Quello che speravo era un film che sviscerasse tutto questo, ma non posso dire che me lo aspettassi. Tutto sommato, però, non posso dire nemmeno di essere rimasto totalmente deluso.
Feisbum si presenta come un film a episodi, senza personaggi ricorrenti, di durata e serietà variabile. Alcuni sono poco più che gag, altri sono storie a tratti complesse (a volte quasi commoventi) su temi universali, in cui la presenza del social network è un’aggiunta più o meno pretestuosa.
In generale molte delle trame risultano basate su stereotipi vecchini, di solito attribuiti alle chat (identità fittizie, sesso virtuale, apatia), che sinceramente diventano pure banali e ridondanti alla lunga. Alcuni dei lati più particolari e fastidiosi del sito vengono relegati ad aspetti secondari (l’incontro di persone non amate dal proprio passato, ad esempio), mentre altri vengono individuati in maniera precisa (tag di foto imbarazzanti, scambio di pacchetti di amici), seppur esasperati in trame a sfondo criminale o surreale (tra Kafka e Pacco, doppio pacco e contropaccotto).
Se i plot sono migliorabili – o integrabili – gli episodi in sè sono ben confezionati, con ritmi quasi sempre divertenti e soluzioni visive e sonore piuttosto variegate. Alcuni risultano un po’ faticosi (troppo lunghi), ma tutto sommato il film si guarda con piacere (anche grazie alla presenza di mezzo cast di Boris). Certo, da un team di più o meno giovani mi sarei aspettato un po’ più di coinvolgimento in un fenomeno che bene o male tocca la maggior parte di noi under 30, e mi rimane un po’ di rimpianto per un soggetto che poteva ispirare riflessioni e trame un po’ meno banalotte, che non si riducessero al giudizio “internet=finzione=voglia di scopare=truffa=frustrazione”. Ed a parte questo, ce ne sono due o tre che sono proprio stupidi.

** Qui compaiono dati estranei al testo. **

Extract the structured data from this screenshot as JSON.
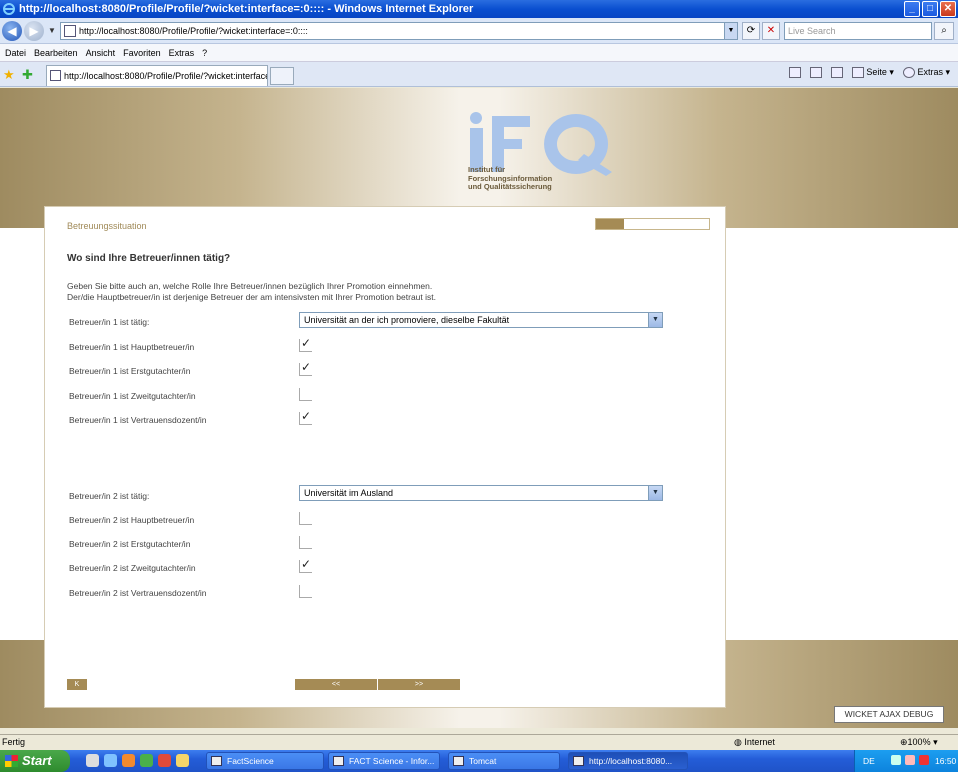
{
  "window": {
    "title": "http://localhost:8080/Profile/Profile/?wicket:interface=:0:::: - Windows Internet Explorer"
  },
  "addressbar": {
    "url": "http://localhost:8080/Profile/Profile/?wicket:interface=:0::::",
    "search_placeholder": "Live Search"
  },
  "menu": [
    "Datei",
    "Bearbeiten",
    "Ansicht",
    "Favoriten",
    "Extras",
    "?"
  ],
  "tab": {
    "title": "http://localhost:8080/Profile/Profile/?wicket:interface..."
  },
  "commandbar": {
    "page_label": "Seite",
    "tools_label": "Extras"
  },
  "logo": {
    "lines": [
      "Institut für",
      "Forschungsinformation",
      "und Qualitätssicherung"
    ]
  },
  "form": {
    "section_title": "Betreuungssituation",
    "progress": 0.25,
    "question": "Wo sind Ihre Betreuer/innen tätig?",
    "intro_lines": [
      "Geben Sie bitte auch an, welche Rolle Ihre Betreuer/innen bezüglich Ihrer Promotion einnehmen.",
      "Der/die Hauptbetreuer/in ist derjenige Betreuer der am intensivsten mit Ihrer Promotion betraut ist."
    ],
    "advisor1": {
      "workplace_label": "Betreuer/in 1 ist tätig:",
      "workplace_value": "Universität an der ich promoviere, dieselbe Fakultät",
      "roles": [
        {
          "label": "Betreuer/in 1 ist Hauptbetreuer/in",
          "checked": true
        },
        {
          "label": "Betreuer/in 1 ist Erstgutachter/in",
          "checked": true
        },
        {
          "label": "Betreuer/in 1 ist Zweitgutachter/in",
          "checked": false
        },
        {
          "label": "Betreuer/in 1 ist Vertrauensdozent/in",
          "checked": true
        }
      ]
    },
    "advisor2": {
      "workplace_label": "Betreuer/in 2 ist tätig:",
      "workplace_value": "Universität im Ausland",
      "roles": [
        {
          "label": "Betreuer/in 2 ist Hauptbetreuer/in",
          "checked": false
        },
        {
          "label": "Betreuer/in 2 ist Erstgutachter/in",
          "checked": false
        },
        {
          "label": "Betreuer/in 2 ist Zweitgutachter/in",
          "checked": true
        },
        {
          "label": "Betreuer/in 2 ist Vertrauensdozent/in",
          "checked": false
        }
      ]
    },
    "nav": {
      "k_label": "K",
      "back_label": "<<",
      "next_label": ">>"
    }
  },
  "debug_label": "WICKET AJAX DEBUG",
  "statusbar": {
    "status": "Fertig",
    "zone": "Internet",
    "zoom": "100%"
  },
  "taskbar": {
    "start_label": "Start",
    "buttons": [
      "FactScience",
      "FACT Science - Infor...",
      "Tomcat",
      "http://localhost:8080..."
    ],
    "language": "DE",
    "clock": "16:50"
  },
  "colors": {
    "brand_gold": "#a58b55",
    "logo_blue": "#a9c4ea",
    "xp_blue": "#245dd8"
  }
}
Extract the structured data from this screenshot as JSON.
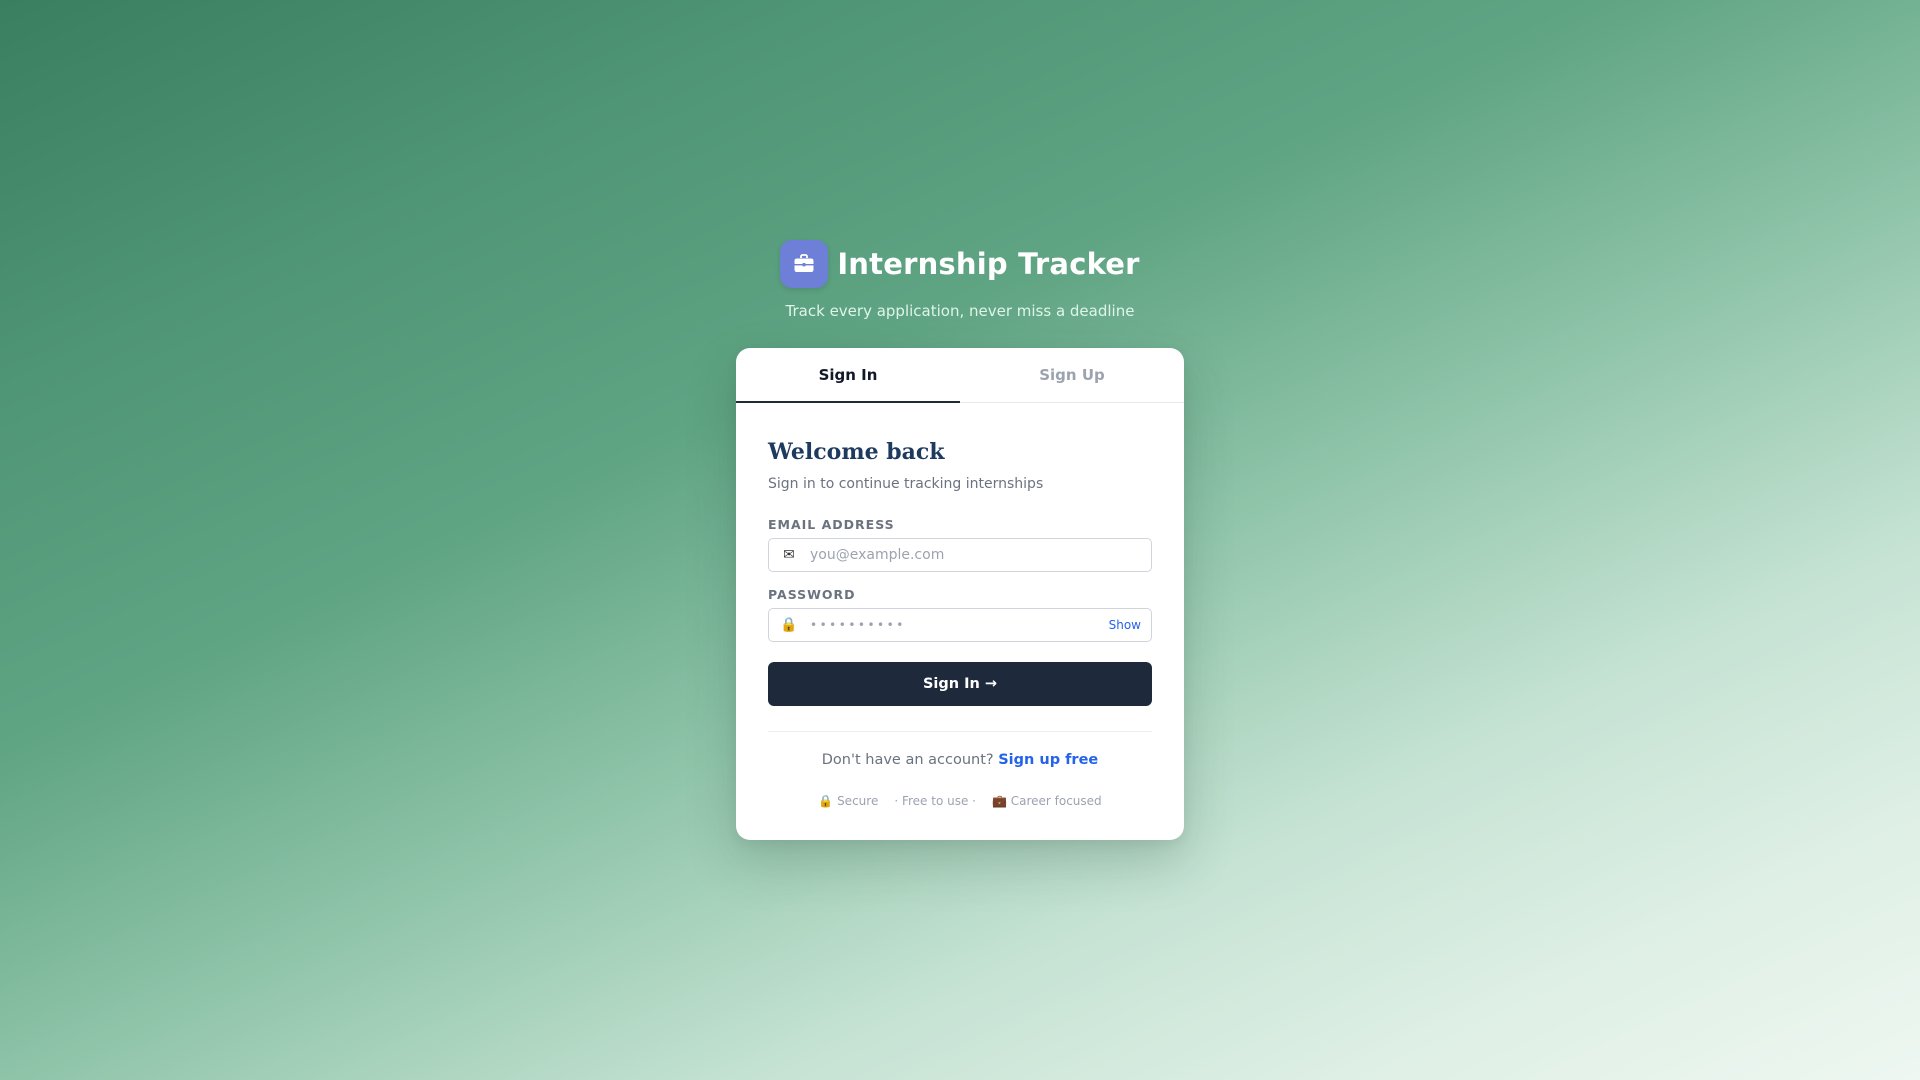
{
  "brand": {
    "title": "Internship Tracker",
    "tagline": "Track every application, never miss a deadline",
    "logo_icon": "briefcase-icon",
    "logo_color": "#6d7fd6"
  },
  "tabs": [
    {
      "label": "Sign In",
      "active": true
    },
    {
      "label": "Sign Up",
      "active": false
    }
  ],
  "form": {
    "title": "Welcome back",
    "subtitle": "Sign in to continue tracking internships",
    "email": {
      "label": "EMAIL ADDRESS",
      "placeholder": "you@example.com",
      "icon": "envelope-icon",
      "glyph": "✉"
    },
    "password": {
      "label": "PASSWORD",
      "masked_value": "••••••••••",
      "icon": "lock-icon",
      "glyph": "🔒",
      "show_label": "Show"
    },
    "submit_label": "Sign In →",
    "submit_color": "#1e293b"
  },
  "switch": {
    "prompt": "Don't have an account?",
    "link_label": "Sign up free",
    "link_color": "#2563eb"
  },
  "badges": {
    "secure": "🔒 Secure",
    "free": "· Free to use ·",
    "career": "💼 Career focused"
  }
}
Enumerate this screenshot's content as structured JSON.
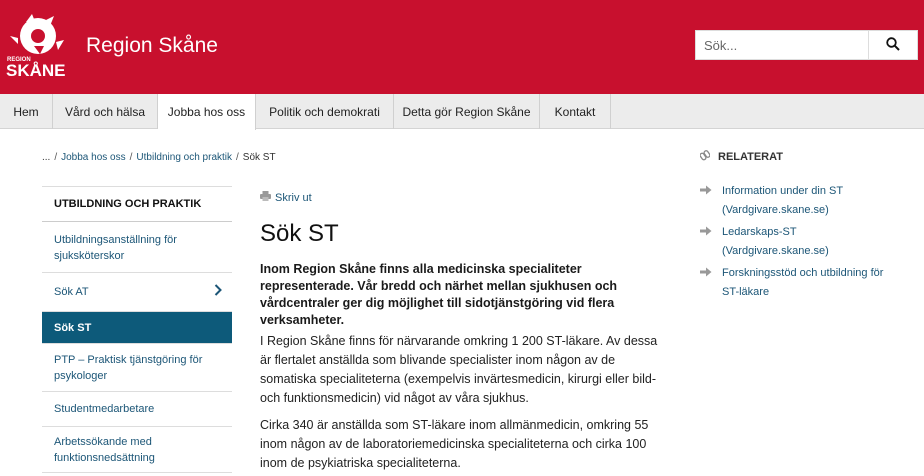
{
  "header": {
    "logo_small_text": "REGION",
    "logo_big_text": "SKÅNE",
    "site_title": "Region Skåne",
    "search_placeholder": "Sök...",
    "search_icon": "search-icon",
    "brand_color": "#c8102e"
  },
  "nav": {
    "items": [
      {
        "label": "Hem"
      },
      {
        "label": "Vård och hälsa"
      },
      {
        "label": "Jobba hos oss"
      },
      {
        "label": "Politik och demokrati"
      },
      {
        "label": "Detta gör Region Skåne"
      },
      {
        "label": "Kontakt"
      }
    ],
    "active_index": 2
  },
  "breadcrumb": {
    "items": [
      "...",
      "Jobba hos oss",
      "Utbildning och praktik",
      "Sök ST"
    ],
    "separator": "/"
  },
  "sidebar": {
    "heading": "UTBILDNING OCH PRAKTIK",
    "items": [
      {
        "label": "Utbildningsanställning för sjuksköterskor"
      },
      {
        "label": "Sök AT",
        "has_chevron": true
      },
      {
        "label": "Sök ST",
        "active": true
      },
      {
        "label": "PTP – Praktisk tjänstgöring för psykologer"
      },
      {
        "label": "Studentmedarbetare"
      },
      {
        "label": "Arbetssökande med funktionsnedsättning"
      }
    ],
    "active_color": "#0d5a7a",
    "chevron_icon": "chevron-right-icon"
  },
  "main": {
    "print_label": "Skriv ut",
    "print_icon": "printer-icon",
    "title": "Sök ST",
    "lead": "Inom Region Skåne finns alla medicinska specialiteter representerade. Vår bredd och närhet mellan sjukhusen och vårdcentraler ger dig möjlighet till sidotjänstgöring vid flera verksamheter.",
    "paragraphs": [
      "I Region Skåne finns för närvarande omkring 1 200 ST-läkare. Av dessa är flertalet anställda som blivande specialister inom någon av de somatiska specialiteterna (exempelvis invärtesmedicin, kirurgi eller bild- och funktionsmedicin) vid något av våra sjukhus.",
      "Cirka 340 är anställda som ST-läkare inom allmänmedicin, omkring 55 inom någon av de laboratoriemedicinska specialiteterna och cirka 100 inom de psykiatriska specialiteterna."
    ]
  },
  "related": {
    "heading": "RELATERAT",
    "heading_icon": "link-icon",
    "arrow_icon": "arrow-right-icon",
    "items": [
      {
        "label": "Information under din ST (Vardgivare.skane.se)"
      },
      {
        "label": "Ledarskaps-ST (Vardgivare.skane.se)"
      },
      {
        "label": "Forskningsstöd och utbildning för ST-läkare"
      }
    ]
  }
}
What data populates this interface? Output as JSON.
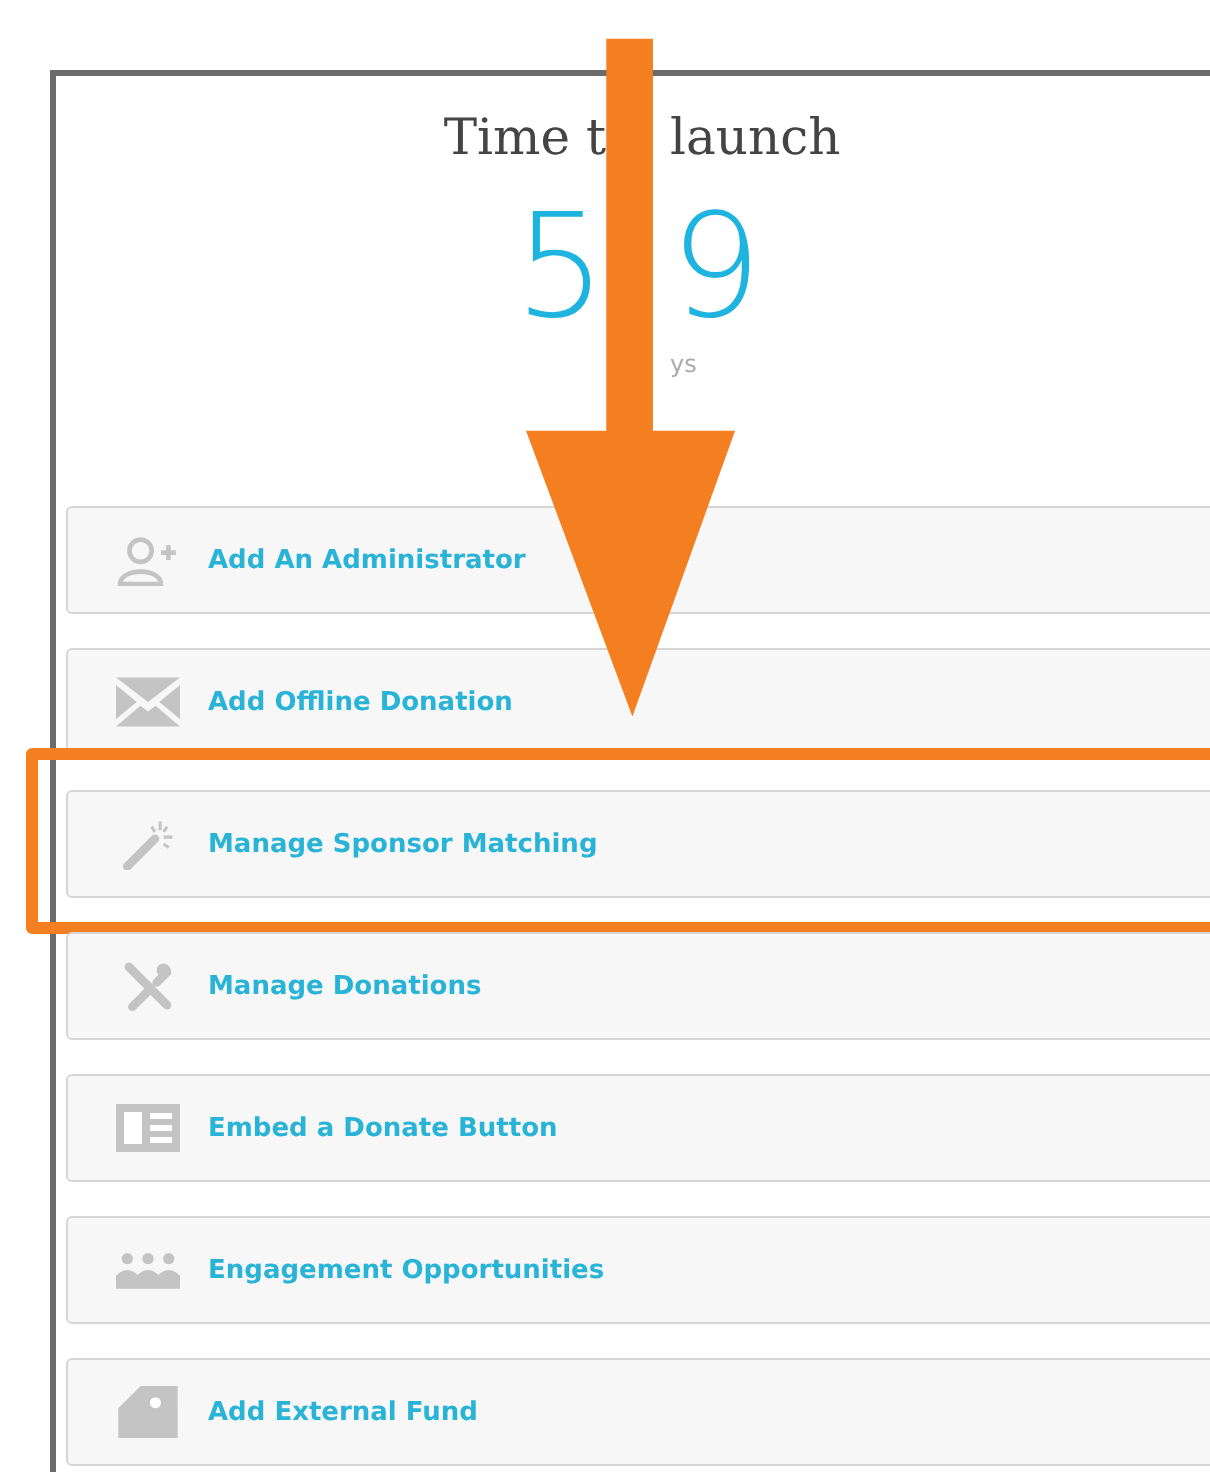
{
  "header": {
    "title": [
      "Time t",
      "launch"
    ],
    "count": [
      "5",
      "9"
    ],
    "unit": "ys"
  },
  "actions": [
    {
      "label": "Add An Administrator",
      "kind": "add-user",
      "highlighted": false
    },
    {
      "label": "Add Offline Donation",
      "kind": "envelope",
      "highlighted": false
    },
    {
      "label": "Manage Sponsor Matching",
      "kind": "wand",
      "highlighted": true
    },
    {
      "label": "Manage Donations",
      "kind": "tools",
      "highlighted": false
    },
    {
      "label": "Embed a Donate Button",
      "kind": "embed",
      "highlighted": false
    },
    {
      "label": "Engagement Opportunities",
      "kind": "people",
      "highlighted": false
    },
    {
      "label": "Add External Fund",
      "kind": "tag",
      "highlighted": false
    }
  ]
}
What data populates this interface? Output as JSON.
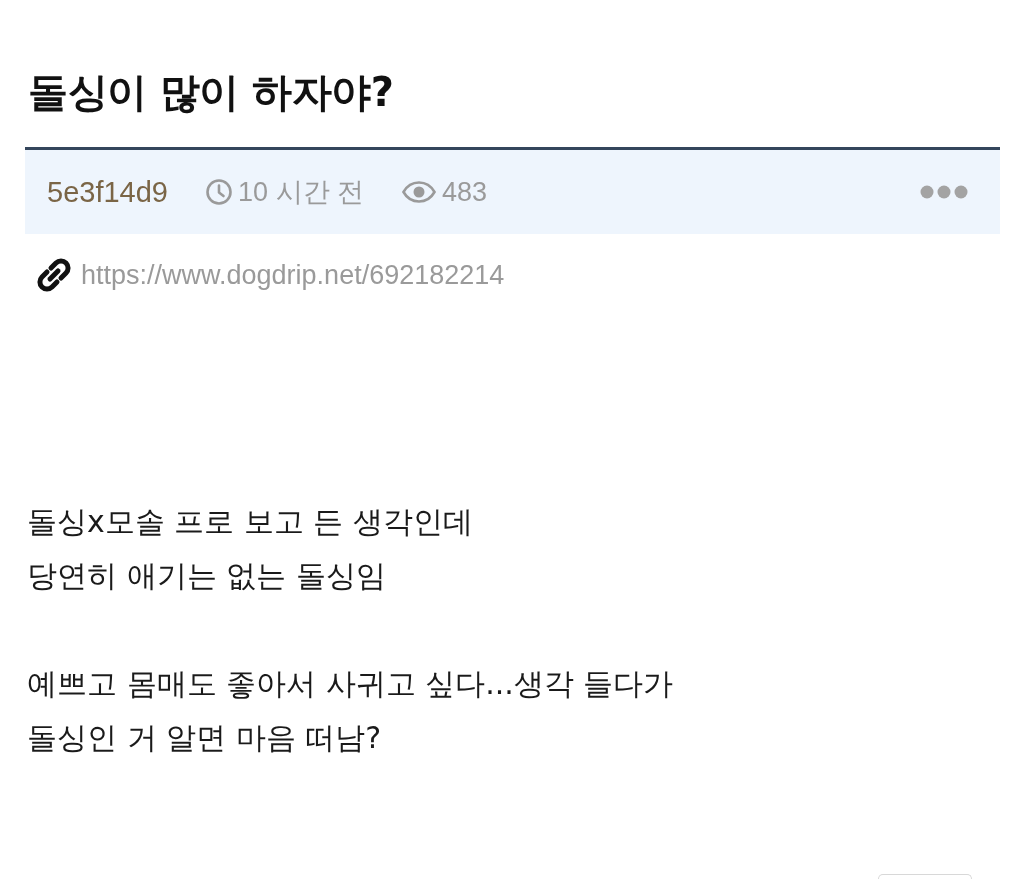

Se vogliamo pensare al social network come un modo per farsi le seghe e fingersi altre persone non c’era bisogno di girare un film, dal momento che la scena della chat di Closer, per quanto mi riguarda, era già perfetta. Se invece vogliamo analizzare un fenomeno sociale in sè piuttosto rivoluzionario, e anche un po’ preoccupante, allora forse si sarebbe potuto variare più nei temi e fare un umorismo più mirato, con meno luoghi comuni, che riflettesse più sulla quotidianità e meno su casi umani o situazioni estreme o surreali.
In sostanza Feisbum è carino e godibile, ma un po’ superficiale.